Le Hamas a-t-il des contacts diplomatiques internationaux secrets ou non secrets avec les pays occidentaux ?
Oui nous avons quelques relations directes et indirectes, d’autres par l’intermédiaire de pays tiers. Mais ces relations ne sont pas médiatisées. Ce sont des relations secrètes, à la demande des pays avec lesquels nous avons des contacts, ce n’est pas de notre fait.
Que ressentez-vous à la suite de l’élection de Donald Trump aux États-Unis ?
D’une manière générale et depuis 70 ans les Américains sont rangés du côté israélien. Ou en tout cas du côté des intérêts israéliens. Les USA leur offrent toujours leur parapluie et leur feu vert pour continuer leurs agressions. Je ne pense pas que quiconque arrive maintenant va apporter de grands changements à cette politique.
Mais nous nous attendons au pire en provenance de ces personnes qui manifestent leur position envers l’islam et envers les mouvements islamiques, l’islam politique. Et naturellement le Hamas qui est considérée comme faisant partie de cet islam politique. Ceci produit, selon ce que nous avons lu, un effet très négatif. Ils ne font pas la différence entre DAECH et le Hamas par exemple. Pour eux c’est l’islam politique, c’est l’islam radical. Nous espérons que la prochaine administration américaine fasse des efforts pour sortir de cet amalgame.
D’un autre côté il y a un petit nombre d’Américains qui parlent franchement du rôle négatif de l’Amérique pour mettre fin au conflit, des intellectuels qui parlent avec des documents du rôle des Américains pour soutenir les Israéliens dans leur volonté de rendre impossible la solution à deux Etats.
Quand vous dites que vous vous attendez au pire, pensez-vous qu’il y a la possibilité d’une nouvelle guerre soutenue par la diplomatie américaine ?
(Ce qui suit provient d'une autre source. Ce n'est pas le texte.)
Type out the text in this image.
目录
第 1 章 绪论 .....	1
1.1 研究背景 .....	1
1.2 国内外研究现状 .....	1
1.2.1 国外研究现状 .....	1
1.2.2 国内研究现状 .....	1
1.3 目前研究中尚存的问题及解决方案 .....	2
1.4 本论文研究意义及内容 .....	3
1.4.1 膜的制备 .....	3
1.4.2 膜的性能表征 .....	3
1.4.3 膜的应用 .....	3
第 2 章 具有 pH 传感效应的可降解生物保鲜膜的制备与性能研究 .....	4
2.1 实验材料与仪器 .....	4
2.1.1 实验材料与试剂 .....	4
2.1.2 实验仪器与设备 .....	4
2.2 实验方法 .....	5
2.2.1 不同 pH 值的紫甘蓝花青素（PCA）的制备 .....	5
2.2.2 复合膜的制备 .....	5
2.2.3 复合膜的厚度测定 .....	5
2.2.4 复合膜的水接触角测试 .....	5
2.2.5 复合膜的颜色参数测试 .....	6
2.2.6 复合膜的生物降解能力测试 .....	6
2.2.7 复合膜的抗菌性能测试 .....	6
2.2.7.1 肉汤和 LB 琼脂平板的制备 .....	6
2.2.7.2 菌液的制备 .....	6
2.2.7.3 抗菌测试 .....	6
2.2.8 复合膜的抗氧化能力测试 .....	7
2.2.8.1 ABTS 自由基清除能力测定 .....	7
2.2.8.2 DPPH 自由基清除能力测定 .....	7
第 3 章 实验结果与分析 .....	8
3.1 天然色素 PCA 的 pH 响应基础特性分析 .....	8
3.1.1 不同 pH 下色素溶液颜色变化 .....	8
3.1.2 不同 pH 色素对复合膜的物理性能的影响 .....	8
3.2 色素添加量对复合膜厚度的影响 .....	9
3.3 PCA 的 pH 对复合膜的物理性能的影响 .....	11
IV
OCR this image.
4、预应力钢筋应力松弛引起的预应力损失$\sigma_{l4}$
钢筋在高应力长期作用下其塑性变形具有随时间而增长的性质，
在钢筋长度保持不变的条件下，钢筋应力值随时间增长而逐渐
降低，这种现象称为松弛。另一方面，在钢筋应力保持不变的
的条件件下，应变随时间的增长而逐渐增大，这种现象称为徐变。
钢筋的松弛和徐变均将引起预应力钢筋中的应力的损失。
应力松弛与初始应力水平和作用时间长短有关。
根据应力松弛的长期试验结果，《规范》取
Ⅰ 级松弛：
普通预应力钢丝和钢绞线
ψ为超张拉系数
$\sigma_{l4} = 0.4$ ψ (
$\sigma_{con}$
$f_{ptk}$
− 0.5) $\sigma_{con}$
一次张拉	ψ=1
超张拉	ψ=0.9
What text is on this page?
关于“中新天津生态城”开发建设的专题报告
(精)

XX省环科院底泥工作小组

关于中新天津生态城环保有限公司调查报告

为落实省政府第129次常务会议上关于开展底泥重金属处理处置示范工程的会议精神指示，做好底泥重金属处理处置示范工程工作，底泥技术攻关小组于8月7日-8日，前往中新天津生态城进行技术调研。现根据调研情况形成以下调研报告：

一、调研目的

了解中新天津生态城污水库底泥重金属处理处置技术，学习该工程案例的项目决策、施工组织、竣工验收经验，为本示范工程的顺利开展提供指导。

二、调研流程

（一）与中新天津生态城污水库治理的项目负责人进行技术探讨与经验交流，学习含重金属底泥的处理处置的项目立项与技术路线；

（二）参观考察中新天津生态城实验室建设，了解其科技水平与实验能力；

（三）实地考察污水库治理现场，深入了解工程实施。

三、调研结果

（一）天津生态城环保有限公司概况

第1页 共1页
Non ce n’est pas ce que je veux dire. Donner un appui aux Israéliens pour accentuer la colonisation poursuivre les annexions, transférer l’ambassade américaine à Jérusalem, reconnaître Jérusalem comme la capitale unifiée d’Israël, je pense qu’ils pourraient franchir des étapes stratégiques, étapes qui n’ont pas été franchies par les administrations américaines précédentes. Une guerre contre Gaza pourrait constituer l’une de ces actions. Mais il est plus sérieux pour eux de continuer à annexer la Cisjordanie, en faire une partie d’Israël, faire reconnaître l’annexion du Golan, et transférer l’ambassade à Jérusalem. Ils veulent laisser Gaza seule, isolée, c’est ça leur stratégie. Ainsi nous ne pensons pas à avoir dans l’immédiat à subir une guerre.
Par ailleurs la réponse positive du Hamas concernant cette résolution ne signifie pas que cette résolution représente la position du Hamas. Cette résolution représente un pas positif de la communauté internationale face à notre lutte et à nos souffrances. Mais ce n’est pas notre position. Nous n’entrons pas ici dans la discussion de colonies situées d’un côté ou de l’autre côté du mur. Ce dont nous parlons au minimum c’est d’une Cisjordanie et de Jérusalem Est libres de toutes colonies. C’est le minimum que la Palestine puisse accepter comme Etat, un Etat indépendant.